Ransomware Group: INCRANSOM

VICTIM NAME: terex

NOTE: No files or stolen information are [exfiltrated/downloaded/taken/hosted/seen/reposted/disclosed] by RedPacket Security. Any legal issues relating to the content of the files should be directed at the attackers directly, not RedPacket Security. This blog is simply posting an editorial news post informing that a company has fallen victim to a ransomware attack. RedPacket Security is in no way affiliated or aligned with any ransomware threat actors or groups and will not host infringing content. The information on this page is fully automated and redacted whilst being scraped directly from the INCRANSOM Onion Dark Web Tor Blog page.

AI Generated Summary of the Ransomware Leak Page

The leak page is attributed to the ransomware actor group incransom and concerns a victim named terex, identified as operating within the Manufacturing sector in Canada. The page presents terex as the targeted entity and includes a description that characterizes the victim as a leading Canadian environmental consulting firm focused on environmental programs for the energy sector, emphasizing regulatory liaison and alignment with regulatory frameworks. The post is dated 2025-10-05 12:00:00.000000, and since no explicit compromise date is listed, this post date is used as the event date for reporting. The page also indicates the presence of a claim URL, signaling that attackers provide a public-facing statement alongside the leak.

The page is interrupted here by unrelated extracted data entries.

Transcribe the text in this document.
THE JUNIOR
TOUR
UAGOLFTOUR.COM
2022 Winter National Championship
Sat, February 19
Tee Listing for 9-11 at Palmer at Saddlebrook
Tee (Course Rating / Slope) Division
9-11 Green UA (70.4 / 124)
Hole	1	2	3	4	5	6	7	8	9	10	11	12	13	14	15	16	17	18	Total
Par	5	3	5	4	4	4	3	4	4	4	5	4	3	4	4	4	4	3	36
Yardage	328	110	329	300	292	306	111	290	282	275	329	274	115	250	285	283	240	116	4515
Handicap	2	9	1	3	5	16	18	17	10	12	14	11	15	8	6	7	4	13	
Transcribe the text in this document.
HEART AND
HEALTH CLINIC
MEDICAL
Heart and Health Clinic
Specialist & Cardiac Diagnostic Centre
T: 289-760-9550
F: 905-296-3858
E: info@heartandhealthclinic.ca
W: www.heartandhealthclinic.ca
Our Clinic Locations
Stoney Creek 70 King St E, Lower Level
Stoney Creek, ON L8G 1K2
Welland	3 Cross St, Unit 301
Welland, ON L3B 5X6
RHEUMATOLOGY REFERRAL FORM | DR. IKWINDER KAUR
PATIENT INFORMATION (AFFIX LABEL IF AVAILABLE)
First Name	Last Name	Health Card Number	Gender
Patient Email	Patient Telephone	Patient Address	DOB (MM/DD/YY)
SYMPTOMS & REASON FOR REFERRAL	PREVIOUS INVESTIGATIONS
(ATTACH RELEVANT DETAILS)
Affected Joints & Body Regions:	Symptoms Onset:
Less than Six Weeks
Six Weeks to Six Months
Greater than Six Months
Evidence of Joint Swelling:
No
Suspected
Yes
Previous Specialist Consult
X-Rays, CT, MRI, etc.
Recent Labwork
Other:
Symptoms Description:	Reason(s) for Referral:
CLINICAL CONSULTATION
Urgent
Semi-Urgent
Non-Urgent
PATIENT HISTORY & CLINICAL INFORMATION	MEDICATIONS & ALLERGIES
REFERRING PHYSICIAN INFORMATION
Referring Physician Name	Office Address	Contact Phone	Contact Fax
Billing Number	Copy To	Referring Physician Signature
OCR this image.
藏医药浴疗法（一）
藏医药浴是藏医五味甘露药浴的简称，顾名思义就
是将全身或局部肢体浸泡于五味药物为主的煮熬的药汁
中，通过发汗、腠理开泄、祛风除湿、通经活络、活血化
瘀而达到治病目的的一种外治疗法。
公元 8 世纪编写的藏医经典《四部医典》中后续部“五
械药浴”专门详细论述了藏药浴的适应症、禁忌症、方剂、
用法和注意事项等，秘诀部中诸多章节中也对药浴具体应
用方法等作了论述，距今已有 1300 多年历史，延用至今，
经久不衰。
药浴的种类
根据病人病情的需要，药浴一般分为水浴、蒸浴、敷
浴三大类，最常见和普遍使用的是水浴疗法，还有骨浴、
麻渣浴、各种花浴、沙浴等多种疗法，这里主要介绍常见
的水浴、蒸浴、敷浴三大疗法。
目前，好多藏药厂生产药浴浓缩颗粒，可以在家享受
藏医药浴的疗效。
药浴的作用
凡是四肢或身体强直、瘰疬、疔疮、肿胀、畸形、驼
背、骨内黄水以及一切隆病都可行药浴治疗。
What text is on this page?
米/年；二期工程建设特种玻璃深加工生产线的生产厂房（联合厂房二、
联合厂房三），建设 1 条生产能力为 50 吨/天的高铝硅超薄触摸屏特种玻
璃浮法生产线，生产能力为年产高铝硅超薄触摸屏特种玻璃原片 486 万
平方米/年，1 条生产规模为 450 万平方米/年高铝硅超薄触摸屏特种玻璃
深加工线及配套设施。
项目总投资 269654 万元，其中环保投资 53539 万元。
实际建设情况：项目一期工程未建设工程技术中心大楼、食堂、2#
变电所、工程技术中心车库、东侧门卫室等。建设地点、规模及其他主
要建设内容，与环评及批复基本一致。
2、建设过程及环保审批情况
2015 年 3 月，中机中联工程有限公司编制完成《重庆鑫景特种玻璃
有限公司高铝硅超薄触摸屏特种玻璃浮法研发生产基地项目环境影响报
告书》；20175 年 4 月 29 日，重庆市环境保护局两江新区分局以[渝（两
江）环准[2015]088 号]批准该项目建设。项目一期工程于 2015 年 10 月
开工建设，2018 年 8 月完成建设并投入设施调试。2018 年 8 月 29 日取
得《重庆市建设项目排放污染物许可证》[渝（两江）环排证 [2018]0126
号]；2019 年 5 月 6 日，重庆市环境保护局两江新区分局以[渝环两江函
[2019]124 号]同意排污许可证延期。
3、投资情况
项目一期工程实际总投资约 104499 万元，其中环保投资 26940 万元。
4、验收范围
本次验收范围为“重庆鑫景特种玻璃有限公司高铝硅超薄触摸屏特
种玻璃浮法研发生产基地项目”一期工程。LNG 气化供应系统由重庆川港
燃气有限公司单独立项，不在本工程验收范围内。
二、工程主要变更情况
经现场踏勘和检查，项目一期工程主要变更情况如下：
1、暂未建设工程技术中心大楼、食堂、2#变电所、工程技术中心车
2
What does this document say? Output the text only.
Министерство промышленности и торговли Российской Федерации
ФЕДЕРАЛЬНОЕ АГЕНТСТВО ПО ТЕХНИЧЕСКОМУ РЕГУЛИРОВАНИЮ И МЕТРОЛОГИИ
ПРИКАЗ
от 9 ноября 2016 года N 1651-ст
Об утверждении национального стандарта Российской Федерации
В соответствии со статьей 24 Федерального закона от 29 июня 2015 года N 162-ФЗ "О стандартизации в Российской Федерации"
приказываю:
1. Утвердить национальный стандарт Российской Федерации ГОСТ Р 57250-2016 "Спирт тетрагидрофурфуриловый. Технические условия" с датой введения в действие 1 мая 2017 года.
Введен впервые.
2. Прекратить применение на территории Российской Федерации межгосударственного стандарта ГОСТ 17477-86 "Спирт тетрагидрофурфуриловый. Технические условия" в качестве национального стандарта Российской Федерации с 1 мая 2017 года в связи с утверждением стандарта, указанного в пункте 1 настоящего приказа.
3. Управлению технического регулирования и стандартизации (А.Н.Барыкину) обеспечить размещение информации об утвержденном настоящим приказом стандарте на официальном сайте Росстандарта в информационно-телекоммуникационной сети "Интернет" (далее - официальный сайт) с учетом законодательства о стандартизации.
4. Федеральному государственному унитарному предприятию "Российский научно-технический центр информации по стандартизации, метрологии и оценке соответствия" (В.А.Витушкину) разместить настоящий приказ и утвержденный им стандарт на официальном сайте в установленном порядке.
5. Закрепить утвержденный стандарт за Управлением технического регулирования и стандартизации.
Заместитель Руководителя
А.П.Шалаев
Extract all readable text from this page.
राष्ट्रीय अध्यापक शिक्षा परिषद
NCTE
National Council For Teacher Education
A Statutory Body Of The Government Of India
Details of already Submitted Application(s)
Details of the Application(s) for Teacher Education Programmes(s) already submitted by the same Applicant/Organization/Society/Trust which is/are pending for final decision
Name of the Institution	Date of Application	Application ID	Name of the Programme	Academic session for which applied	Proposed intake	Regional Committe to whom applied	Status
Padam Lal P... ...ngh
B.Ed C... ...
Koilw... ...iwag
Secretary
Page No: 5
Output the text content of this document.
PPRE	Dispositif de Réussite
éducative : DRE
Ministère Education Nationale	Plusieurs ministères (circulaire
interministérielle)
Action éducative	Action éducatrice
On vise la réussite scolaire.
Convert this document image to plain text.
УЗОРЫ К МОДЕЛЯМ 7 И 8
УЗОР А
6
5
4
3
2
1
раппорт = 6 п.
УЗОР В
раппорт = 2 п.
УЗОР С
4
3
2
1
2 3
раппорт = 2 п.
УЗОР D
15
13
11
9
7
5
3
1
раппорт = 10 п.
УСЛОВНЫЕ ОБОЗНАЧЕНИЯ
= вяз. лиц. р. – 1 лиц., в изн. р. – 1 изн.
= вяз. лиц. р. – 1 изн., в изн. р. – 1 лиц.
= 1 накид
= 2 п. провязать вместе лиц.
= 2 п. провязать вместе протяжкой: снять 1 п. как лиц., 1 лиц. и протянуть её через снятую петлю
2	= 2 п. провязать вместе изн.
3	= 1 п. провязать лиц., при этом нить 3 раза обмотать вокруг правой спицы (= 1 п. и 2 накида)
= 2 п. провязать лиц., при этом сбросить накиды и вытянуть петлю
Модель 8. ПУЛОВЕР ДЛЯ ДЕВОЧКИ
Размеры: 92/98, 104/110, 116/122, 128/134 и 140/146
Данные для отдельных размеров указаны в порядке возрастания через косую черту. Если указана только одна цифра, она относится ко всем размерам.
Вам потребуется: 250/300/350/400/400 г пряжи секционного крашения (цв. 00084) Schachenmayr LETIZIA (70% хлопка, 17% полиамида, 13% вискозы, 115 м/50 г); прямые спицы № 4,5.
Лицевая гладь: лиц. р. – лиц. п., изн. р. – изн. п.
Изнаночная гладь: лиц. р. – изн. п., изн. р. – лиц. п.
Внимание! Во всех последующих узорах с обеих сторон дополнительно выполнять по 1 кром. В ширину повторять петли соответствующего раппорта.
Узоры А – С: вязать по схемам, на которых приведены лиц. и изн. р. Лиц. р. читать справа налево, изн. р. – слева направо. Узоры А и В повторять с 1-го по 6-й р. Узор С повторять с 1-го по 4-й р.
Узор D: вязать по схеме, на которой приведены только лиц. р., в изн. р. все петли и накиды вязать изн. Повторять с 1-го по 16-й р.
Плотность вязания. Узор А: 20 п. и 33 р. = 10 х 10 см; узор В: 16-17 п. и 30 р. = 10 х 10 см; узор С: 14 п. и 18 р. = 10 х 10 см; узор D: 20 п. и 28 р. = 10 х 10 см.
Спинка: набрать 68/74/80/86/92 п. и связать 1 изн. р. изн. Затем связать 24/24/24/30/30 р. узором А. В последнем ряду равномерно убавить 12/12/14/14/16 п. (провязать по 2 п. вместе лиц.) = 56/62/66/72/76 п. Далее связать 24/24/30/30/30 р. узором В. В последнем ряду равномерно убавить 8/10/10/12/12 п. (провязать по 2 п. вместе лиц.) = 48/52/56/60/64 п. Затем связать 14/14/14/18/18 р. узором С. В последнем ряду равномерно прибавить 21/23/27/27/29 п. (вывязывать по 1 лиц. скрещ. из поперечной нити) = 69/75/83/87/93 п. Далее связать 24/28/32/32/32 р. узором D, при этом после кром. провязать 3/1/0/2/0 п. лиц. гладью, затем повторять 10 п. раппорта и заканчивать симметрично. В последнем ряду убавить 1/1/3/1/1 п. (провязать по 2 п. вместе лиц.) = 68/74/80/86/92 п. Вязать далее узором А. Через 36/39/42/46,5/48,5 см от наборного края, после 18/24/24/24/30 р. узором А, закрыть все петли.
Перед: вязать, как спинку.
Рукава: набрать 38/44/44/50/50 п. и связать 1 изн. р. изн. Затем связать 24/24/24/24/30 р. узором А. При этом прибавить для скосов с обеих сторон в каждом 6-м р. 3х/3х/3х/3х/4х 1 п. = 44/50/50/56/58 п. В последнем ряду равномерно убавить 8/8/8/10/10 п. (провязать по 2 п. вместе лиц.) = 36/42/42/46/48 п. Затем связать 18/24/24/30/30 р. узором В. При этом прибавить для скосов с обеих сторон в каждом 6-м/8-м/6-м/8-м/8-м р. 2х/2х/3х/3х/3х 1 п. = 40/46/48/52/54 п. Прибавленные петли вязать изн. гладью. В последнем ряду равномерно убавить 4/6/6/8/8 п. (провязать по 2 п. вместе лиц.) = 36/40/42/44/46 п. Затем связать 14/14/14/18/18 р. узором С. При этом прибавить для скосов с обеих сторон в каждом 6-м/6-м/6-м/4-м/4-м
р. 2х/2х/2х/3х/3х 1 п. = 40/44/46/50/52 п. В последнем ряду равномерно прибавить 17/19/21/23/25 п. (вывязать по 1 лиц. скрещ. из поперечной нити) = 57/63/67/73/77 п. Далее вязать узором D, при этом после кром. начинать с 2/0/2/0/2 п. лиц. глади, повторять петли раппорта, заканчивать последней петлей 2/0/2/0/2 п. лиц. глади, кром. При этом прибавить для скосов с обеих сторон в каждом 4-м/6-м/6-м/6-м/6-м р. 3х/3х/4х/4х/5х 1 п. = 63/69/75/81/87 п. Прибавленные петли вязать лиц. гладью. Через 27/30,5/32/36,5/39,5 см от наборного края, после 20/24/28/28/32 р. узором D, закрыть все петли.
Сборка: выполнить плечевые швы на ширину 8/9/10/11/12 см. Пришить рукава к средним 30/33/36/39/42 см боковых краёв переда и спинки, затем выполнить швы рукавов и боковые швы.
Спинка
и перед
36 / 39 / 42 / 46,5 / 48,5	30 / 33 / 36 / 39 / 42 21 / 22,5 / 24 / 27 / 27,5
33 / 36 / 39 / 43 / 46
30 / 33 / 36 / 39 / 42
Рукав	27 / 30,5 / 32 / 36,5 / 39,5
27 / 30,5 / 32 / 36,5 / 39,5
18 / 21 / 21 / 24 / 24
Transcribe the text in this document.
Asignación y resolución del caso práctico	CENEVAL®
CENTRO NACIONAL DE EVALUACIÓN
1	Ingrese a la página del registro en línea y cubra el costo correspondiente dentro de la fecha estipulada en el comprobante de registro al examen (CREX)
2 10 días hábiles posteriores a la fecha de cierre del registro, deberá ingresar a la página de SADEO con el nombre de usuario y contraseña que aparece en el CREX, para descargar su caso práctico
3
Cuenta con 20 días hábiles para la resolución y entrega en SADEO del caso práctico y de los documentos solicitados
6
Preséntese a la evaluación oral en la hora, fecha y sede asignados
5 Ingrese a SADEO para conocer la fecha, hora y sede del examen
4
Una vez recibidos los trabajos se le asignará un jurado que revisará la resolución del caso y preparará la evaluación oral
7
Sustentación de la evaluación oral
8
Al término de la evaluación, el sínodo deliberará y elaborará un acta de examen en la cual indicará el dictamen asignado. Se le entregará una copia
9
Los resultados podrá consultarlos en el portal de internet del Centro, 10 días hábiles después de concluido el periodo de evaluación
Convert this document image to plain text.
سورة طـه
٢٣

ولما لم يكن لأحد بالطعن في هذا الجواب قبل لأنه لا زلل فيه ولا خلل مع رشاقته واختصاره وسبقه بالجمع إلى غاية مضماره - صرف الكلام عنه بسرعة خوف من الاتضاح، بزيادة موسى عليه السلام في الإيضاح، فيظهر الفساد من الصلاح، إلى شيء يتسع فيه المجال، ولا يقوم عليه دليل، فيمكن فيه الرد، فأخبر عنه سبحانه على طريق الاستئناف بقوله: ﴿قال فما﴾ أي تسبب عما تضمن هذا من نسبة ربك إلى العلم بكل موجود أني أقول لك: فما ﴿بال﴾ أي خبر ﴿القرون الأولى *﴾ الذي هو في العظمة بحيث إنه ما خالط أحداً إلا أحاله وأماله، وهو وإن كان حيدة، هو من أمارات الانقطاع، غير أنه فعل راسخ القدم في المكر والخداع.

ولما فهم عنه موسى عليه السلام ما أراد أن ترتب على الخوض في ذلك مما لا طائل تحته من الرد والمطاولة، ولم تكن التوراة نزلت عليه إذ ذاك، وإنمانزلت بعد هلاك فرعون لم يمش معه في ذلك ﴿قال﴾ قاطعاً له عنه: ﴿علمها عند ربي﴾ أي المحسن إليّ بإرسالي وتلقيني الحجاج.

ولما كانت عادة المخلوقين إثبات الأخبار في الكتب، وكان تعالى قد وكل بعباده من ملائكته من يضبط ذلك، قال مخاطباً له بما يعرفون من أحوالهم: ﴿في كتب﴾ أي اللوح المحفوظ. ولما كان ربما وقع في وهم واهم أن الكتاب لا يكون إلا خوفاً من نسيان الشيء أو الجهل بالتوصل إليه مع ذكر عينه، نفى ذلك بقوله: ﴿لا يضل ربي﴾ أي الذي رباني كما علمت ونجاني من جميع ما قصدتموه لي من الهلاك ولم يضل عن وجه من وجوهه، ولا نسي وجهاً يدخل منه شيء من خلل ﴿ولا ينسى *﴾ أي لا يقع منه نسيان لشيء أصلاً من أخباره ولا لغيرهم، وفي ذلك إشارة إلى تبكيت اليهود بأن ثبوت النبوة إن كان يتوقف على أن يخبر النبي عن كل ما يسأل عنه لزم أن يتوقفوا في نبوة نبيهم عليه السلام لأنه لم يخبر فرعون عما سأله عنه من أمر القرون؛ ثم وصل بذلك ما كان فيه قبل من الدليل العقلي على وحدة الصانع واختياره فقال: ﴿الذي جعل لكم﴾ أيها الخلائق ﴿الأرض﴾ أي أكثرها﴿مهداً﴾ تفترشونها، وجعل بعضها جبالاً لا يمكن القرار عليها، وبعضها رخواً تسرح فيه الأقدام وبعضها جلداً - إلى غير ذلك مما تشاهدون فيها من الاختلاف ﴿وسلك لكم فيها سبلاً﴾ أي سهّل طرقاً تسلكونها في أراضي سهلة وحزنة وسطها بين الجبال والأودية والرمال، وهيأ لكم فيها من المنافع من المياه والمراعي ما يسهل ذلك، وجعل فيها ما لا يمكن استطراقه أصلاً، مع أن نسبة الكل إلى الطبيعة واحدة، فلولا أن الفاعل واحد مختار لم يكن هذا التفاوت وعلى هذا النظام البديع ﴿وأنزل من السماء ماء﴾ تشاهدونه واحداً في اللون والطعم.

The release features a gallery of 24 images or screenshots attached to the post. No downloadable files are indicated on the page (downloads_present is false), and there is no explicit ransom amount shown in the available metadata. The existence of a claim URL and a sizeable image collection aligns with common ransomware extortion patterns, where visual evidence accompanies the public notification of the intrusion. Some image entries include country flag icons, suggesting geographic references or branding cues within the post.

In preparing this summary for publication, personal contact details are redacted and the victim name terex is preserved. The content has been translated to neutral English to preserve context and meaning, and any URLs are defanged in this summary. The available data do not specify whether data was encrypted or exfiltrated, nor is there a stated ransom figure; the emphasis is on the post date, the image gallery, and the presence of a claim page rather than explicit monetized demands.